The classical clicks measure is intuitively understandable for all Internet users, while the distance based on the probability is relatively difficult to understand. That's why we bring semantics by setting the base of the logarithm to the average number of links in a page: The distance shows how many "average clicks" are needed from one page to another page. This type of length (or cost) assignment is common in the context of cost-based abduction, where finding the MAP (maximum a posteriori probability) solution is equivalent to finding the minimal cost explanation for a set of facts [5]. Fetching the neighboring pages is a common procedure in many algorithms. Average-clicks measure provides a good justification of the practical search, such as "if there are few links, fetch the pages, but if there are many links, give up."

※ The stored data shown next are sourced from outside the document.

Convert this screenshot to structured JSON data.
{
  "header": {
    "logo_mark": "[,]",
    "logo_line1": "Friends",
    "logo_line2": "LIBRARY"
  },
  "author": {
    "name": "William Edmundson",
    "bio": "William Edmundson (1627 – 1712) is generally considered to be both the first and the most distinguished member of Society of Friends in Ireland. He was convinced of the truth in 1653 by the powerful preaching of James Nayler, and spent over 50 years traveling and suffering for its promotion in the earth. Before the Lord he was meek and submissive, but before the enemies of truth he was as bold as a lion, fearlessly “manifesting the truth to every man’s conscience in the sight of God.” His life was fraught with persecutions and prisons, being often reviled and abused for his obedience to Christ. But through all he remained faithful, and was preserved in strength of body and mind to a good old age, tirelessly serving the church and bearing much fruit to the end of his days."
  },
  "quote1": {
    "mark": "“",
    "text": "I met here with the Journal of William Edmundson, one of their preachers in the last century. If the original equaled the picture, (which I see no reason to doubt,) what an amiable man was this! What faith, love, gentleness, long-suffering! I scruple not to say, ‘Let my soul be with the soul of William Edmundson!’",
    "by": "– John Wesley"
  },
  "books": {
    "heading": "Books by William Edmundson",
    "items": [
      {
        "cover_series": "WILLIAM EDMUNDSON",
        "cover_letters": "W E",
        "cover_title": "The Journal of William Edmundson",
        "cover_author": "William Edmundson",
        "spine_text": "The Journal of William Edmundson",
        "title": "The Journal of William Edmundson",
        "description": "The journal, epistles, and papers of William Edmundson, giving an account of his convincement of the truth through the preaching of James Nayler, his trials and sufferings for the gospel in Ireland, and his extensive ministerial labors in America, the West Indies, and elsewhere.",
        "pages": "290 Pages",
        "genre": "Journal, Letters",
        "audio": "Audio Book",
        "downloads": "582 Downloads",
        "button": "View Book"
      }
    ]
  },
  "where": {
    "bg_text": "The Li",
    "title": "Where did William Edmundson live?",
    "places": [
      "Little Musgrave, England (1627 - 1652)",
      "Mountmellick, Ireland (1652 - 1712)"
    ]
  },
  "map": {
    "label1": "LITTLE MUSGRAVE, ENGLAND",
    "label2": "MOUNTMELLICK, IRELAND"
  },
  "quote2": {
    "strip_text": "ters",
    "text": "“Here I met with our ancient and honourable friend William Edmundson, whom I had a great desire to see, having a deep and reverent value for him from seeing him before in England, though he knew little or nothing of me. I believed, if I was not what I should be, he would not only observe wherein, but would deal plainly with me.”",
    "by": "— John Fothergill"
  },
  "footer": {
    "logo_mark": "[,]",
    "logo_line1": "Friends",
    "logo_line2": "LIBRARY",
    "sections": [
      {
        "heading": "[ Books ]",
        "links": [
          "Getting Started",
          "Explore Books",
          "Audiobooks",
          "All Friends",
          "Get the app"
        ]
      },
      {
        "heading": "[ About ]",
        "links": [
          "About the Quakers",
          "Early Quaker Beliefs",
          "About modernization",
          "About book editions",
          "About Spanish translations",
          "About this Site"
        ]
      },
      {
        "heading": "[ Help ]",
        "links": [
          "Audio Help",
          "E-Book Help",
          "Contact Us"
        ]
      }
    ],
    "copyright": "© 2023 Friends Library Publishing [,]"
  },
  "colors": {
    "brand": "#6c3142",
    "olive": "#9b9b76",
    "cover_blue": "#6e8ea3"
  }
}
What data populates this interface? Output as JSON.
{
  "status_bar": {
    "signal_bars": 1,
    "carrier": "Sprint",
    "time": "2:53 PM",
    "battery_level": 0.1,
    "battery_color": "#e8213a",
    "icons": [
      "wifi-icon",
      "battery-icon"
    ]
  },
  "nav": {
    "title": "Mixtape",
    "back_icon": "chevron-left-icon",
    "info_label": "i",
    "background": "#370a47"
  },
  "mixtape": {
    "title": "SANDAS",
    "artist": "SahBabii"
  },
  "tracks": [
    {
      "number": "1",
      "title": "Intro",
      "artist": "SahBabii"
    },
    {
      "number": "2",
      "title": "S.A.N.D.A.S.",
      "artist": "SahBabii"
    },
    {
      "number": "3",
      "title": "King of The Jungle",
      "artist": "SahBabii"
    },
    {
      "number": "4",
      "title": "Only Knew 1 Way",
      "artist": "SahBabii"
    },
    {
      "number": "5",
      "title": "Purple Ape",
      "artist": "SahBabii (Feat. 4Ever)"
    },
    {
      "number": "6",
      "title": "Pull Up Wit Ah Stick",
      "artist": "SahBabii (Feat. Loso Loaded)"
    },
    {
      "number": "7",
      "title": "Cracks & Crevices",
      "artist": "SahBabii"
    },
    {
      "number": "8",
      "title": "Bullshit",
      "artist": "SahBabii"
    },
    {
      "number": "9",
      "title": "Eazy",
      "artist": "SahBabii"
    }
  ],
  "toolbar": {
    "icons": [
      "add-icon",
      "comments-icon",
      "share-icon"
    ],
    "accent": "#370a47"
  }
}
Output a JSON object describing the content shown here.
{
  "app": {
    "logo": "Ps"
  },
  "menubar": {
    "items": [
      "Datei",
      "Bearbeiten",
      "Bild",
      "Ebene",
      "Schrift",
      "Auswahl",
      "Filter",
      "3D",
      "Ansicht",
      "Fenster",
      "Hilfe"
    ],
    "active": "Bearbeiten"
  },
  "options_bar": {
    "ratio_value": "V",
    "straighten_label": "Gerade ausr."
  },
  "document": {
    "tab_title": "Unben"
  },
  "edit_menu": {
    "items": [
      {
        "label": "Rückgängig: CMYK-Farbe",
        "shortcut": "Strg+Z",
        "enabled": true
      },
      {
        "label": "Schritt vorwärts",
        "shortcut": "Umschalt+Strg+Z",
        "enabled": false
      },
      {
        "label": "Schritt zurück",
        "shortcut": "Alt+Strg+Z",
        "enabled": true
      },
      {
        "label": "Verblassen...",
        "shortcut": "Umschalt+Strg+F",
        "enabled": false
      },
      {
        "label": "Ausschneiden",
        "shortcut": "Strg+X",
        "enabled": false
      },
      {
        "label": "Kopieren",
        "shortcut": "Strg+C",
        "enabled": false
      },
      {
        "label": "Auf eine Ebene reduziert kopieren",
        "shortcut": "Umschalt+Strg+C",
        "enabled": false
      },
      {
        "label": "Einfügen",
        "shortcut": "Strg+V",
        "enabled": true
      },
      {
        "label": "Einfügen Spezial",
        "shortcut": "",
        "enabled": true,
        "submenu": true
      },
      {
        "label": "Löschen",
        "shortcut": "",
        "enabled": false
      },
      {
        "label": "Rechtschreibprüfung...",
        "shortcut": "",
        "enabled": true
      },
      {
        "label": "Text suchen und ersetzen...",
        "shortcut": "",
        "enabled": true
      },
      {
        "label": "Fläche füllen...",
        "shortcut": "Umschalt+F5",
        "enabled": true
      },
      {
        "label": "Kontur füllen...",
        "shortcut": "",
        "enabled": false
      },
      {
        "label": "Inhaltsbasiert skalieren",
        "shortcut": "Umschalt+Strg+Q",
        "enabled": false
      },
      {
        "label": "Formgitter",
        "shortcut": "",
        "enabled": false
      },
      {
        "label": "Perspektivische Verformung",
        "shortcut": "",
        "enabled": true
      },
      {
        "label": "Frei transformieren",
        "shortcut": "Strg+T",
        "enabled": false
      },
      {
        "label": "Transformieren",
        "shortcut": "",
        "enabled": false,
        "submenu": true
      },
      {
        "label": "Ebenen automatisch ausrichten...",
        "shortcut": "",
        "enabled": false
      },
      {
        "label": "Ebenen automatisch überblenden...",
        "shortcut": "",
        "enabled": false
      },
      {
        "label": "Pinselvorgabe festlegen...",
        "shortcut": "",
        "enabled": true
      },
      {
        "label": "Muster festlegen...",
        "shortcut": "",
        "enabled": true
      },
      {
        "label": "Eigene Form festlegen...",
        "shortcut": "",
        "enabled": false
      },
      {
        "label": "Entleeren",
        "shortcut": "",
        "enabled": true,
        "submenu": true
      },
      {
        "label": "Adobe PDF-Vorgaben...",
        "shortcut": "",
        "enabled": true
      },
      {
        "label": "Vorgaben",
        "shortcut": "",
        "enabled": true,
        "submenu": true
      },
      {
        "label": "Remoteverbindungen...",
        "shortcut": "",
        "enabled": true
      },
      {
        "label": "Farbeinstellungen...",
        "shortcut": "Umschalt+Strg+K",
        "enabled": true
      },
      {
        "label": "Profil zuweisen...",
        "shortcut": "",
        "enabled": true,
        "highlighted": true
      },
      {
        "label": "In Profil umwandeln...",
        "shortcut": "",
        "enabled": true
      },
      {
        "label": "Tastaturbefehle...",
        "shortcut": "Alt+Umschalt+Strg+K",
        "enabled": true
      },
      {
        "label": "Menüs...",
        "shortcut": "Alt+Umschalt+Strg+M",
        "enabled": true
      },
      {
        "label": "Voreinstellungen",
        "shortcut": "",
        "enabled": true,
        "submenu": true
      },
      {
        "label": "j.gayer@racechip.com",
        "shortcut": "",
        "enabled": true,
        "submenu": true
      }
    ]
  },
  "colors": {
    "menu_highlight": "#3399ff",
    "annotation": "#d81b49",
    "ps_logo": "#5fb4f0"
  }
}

Our experiment is of course not conclusive, however we are convinced that at least in some cases we should use average-clicks instead of clicks measure.

6. REFERENCES

Yahoo! http://www.yahoo.com
L.Page, S.Brin, R.Motwani, and T.Winograd. The PageRank citation ranking: Bringing order to the web.Technical report, Stanford University, 1998.
K.Bharat and A.Broder. A technique for measuring the relative size and overlap of public Web search engines. In Proc. 7th WWW Conf., 1998.
S.Chakrabarti, B.Dom, P.Raghavan, S.Rajagopalan, D.Gibson, and J.Kleinberg. Automatic resource compilation by analyzing hyperlink structure and associated text. In Proc. 7th WWW Conf., 1998.
E.Charniak and S.E.Shimony. Cost-based abduction and MAP explanation. Artificial Intelligence 66:345 374,1994.